The initial draft of this paper was written while I was a visiting researcher at the Brocher Foundation in Switzerland in the summer of 2012. The content has been influenced by ongoing conversations with Simone Dennis, and I am also very grateful for the helpful feedback provided by Darlene McNaughton, the anonymous reviewers of the manuscript, and Andy Alaszewski.

Notes

1. I have never received any funding from the tobacco industry; nor am I ‘aligned’ with it, although I have occasionally been accused of such. I have previously discussed my stance on tobacco research – and the currently polarity in the field – in Bell (Citation2013) and Bell and Dennis (Citation2013).

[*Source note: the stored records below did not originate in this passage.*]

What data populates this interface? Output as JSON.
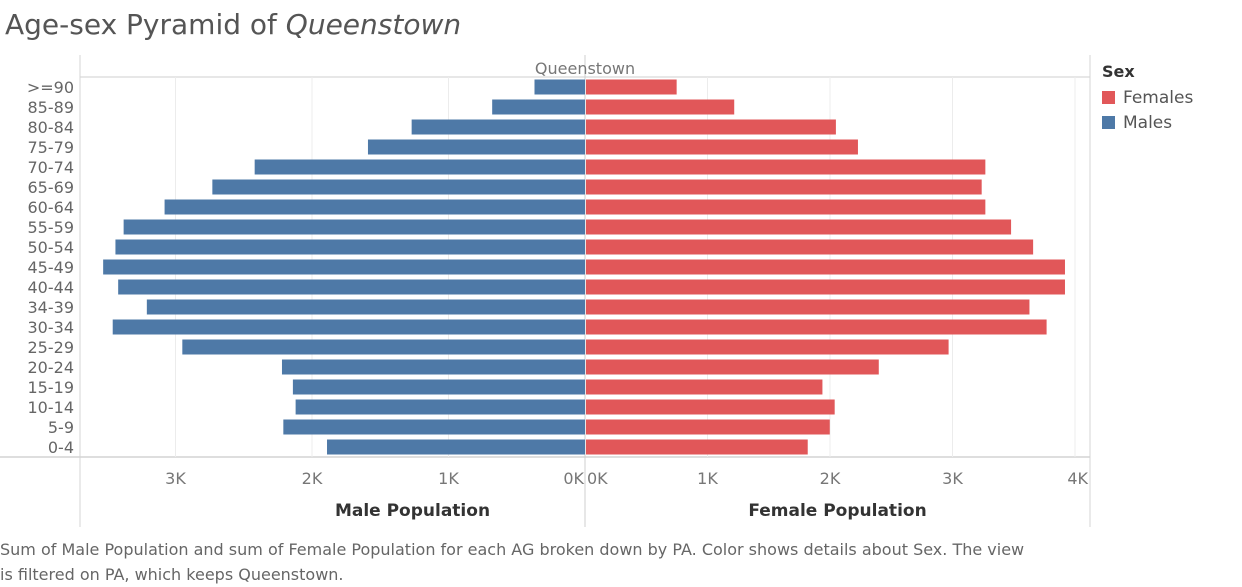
{
  "title": {
    "prefix": "Age-sex Pyramid of ",
    "place": "Queenstown"
  },
  "legend": {
    "title": "Sex",
    "items": [
      {
        "label": "Females",
        "color": "#e15759"
      },
      {
        "label": "Males",
        "color": "#4e79a7"
      }
    ]
  },
  "caption": {
    "line1": "Sum of Male Population and sum of Female Population for each AG broken down by PA.  Color shows details about Sex. The view",
    "line2": "is filtered on PA, which keeps Queenstown."
  },
  "chart_data": {
    "type": "bar",
    "orientation": "horizontal-pyramid",
    "header": "Queenstown",
    "categories": [
      ">=90",
      "85-89",
      "80-84",
      "75-79",
      "70-74",
      "65-69",
      "60-64",
      "55-59",
      "50-54",
      "45-49",
      "40-44",
      "34-39",
      "30-34",
      "25-29",
      "20-24",
      "15-19",
      "10-14",
      "5-9",
      "0-4"
    ],
    "series": [
      {
        "name": "Males",
        "color": "#4e79a7",
        "values": [
          370,
          680,
          1270,
          1590,
          2420,
          2730,
          3080,
          3380,
          3440,
          3530,
          3420,
          3210,
          3460,
          2950,
          2220,
          2140,
          2120,
          2210,
          1890
        ]
      },
      {
        "name": "Females",
        "color": "#e15759",
        "values": [
          740,
          1210,
          2040,
          2220,
          3260,
          3230,
          3260,
          3470,
          3650,
          3910,
          3910,
          3620,
          3760,
          2960,
          2390,
          1930,
          2030,
          1990,
          1810
        ]
      }
    ],
    "male_axis": {
      "label": "Male Population",
      "ticks": [
        "3K",
        "2K",
        "1K",
        "0K"
      ],
      "tick_values": [
        3000,
        2000,
        1000,
        0
      ],
      "range": [
        0,
        3700
      ]
    },
    "female_axis": {
      "label": "Female Population",
      "ticks": [
        "0K",
        "1K",
        "2K",
        "3K",
        "4K"
      ],
      "tick_values": [
        0,
        1000,
        2000,
        3000,
        4000
      ],
      "range": [
        0,
        4100
      ]
    },
    "grid": true
  }
}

2. As Brandt (Citation1998) has noted, each of these terms has particular social and political implications. For example, ‘involuntary’ smoking emphasises the ‘voluntary’ and intentional nature of smoking; ‘secondhand smoke’ emphasises the ‘used’ nature of the smoke, while ‘environmental tobacco smoke’ invites public concern about smoking as an environmental hazard.

3. I have previously made these points about secondhand smoke (see Bell Citation2011), but they apply equally to thirdhand smoke. Simone Dennis also has several works in progress that provide an extended discussion of the ways air is explicated in the era of ‘Smokefree’.